While the disparity between Americas riches and the rest of the world’s poverty is not new, what’s noteworthy to me is that despite this richness we often still long for more. Very few of us are content with the things that we have and the incessant desire to acquire is pronounced within us. While Americans may have the fewest reasons for these desires, I don’t believe the ailment is confined to us. All over the world people long for more than what they have, even if what they have is more than enough.
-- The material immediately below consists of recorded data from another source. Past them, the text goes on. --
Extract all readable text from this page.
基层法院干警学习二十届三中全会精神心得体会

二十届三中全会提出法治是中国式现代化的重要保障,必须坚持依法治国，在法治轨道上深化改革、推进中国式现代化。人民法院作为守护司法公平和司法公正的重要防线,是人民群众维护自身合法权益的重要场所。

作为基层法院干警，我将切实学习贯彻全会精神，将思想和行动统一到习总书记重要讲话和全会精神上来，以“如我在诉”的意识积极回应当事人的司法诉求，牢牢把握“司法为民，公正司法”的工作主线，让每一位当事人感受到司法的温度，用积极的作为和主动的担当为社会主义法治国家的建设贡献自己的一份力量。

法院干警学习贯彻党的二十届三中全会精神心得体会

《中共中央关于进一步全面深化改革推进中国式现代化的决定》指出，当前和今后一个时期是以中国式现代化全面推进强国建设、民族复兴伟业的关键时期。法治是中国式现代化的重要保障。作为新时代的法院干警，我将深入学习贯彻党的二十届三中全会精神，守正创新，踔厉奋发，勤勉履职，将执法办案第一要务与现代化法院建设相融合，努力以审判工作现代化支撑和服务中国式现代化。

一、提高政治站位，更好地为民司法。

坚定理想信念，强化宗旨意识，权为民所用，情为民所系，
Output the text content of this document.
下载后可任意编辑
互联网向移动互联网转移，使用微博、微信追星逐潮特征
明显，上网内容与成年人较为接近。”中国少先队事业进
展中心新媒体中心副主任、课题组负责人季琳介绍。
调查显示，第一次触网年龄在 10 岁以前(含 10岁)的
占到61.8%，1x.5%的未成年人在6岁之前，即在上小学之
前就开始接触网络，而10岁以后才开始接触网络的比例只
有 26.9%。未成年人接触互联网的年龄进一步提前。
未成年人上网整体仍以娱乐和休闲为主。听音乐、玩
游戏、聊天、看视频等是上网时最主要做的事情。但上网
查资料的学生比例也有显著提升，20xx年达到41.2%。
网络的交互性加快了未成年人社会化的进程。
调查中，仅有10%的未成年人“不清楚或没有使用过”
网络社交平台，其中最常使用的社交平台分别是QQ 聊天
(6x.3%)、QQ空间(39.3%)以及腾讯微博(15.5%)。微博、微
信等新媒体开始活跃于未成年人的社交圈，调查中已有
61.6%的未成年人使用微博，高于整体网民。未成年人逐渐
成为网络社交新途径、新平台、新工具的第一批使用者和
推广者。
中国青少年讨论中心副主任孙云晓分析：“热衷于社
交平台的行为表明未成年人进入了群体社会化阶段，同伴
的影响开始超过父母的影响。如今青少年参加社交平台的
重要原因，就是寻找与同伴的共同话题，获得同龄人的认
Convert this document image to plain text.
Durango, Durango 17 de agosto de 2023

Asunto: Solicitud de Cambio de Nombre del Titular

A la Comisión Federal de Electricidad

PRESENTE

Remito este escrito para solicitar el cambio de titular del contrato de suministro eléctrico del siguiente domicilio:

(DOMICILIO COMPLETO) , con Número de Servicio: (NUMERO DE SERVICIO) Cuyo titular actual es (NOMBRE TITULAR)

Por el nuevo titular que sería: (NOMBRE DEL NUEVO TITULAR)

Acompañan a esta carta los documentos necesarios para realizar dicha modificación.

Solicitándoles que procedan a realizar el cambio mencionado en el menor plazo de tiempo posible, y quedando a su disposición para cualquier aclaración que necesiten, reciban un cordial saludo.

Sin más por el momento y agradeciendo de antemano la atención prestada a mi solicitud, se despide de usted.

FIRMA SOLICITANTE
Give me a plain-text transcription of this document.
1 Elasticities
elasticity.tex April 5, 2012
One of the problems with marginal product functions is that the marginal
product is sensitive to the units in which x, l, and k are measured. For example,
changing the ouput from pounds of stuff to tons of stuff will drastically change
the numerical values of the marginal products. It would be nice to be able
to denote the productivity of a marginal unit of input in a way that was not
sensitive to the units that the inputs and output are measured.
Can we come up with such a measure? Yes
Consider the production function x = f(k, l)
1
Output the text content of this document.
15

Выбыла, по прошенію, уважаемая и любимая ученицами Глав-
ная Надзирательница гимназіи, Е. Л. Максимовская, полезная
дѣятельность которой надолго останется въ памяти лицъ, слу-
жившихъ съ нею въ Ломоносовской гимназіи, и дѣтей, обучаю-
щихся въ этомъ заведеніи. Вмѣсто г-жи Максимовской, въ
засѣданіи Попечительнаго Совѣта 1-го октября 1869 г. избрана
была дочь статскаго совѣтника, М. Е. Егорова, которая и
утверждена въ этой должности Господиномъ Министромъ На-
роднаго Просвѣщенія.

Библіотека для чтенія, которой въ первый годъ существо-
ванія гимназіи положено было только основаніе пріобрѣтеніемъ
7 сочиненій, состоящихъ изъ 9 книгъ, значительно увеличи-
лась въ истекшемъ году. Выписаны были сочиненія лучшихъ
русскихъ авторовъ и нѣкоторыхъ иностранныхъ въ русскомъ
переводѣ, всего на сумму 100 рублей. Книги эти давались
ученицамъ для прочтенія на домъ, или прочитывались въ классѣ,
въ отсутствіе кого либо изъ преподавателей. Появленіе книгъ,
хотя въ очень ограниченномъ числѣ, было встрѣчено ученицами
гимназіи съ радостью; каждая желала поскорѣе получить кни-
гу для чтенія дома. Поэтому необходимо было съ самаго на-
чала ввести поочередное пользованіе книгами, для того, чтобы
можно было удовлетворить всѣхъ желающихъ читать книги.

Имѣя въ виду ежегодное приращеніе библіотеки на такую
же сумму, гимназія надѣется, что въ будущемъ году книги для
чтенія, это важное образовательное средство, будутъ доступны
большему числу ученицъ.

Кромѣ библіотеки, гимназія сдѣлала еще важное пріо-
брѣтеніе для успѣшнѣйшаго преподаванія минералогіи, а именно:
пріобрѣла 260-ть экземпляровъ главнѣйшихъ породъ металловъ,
Which brings me to my point (About time! – some of you might say). No matter how wonderful something is at its nascent, oftentimes we lose the sense of awe as time passes. I think this is the cause of so many failed marriages. It’s not that the person isn’t as wonderful as they first were, it’s that their magnificence is less appreciated by the other. And when appreciation dies, love is often the second victim. That is why a heartfelt e-mail, a special gift, or an act of service can lose its appeal. After it becomes familiar, maybe even expected, our appreciation for it often dwindles, and we begin looking for something to replace it.
While this may be detrimental in our human relationships, its perilous in our relationship with God. As the one Person who is always with us, Christ is the most susceptible to seeming commonplace. Especially for those of us who have been Christians since youth, the marvel of our salvation may lose its awesomeness in the consistent retelling of the story. And unlike an angry spouse, Christ will not vie for our attention or our gratitude. Instead, in subtle ways through the wonder of His creation, the laughter of a baby, or the spark of human kindness, He beckons us to recognize His unprecedented goodness. If we refuse to hear His call, He will not convey angry invectives of the injustice. Instead, like the Father of the Prodigal Son, He will wait for us to recognize the goodness that He provides and return home.
Because the goodness of the Father is the essence of Who He is (after all God literally is love), it has a tendency to become familiar. But in its familiarity, let us not forget, it is anything but commonplace.
*I apologize for the lack of a direct reference. I need to get better about scribbling the source down when something captures my attention. After all, I want to be a responsible little blogger.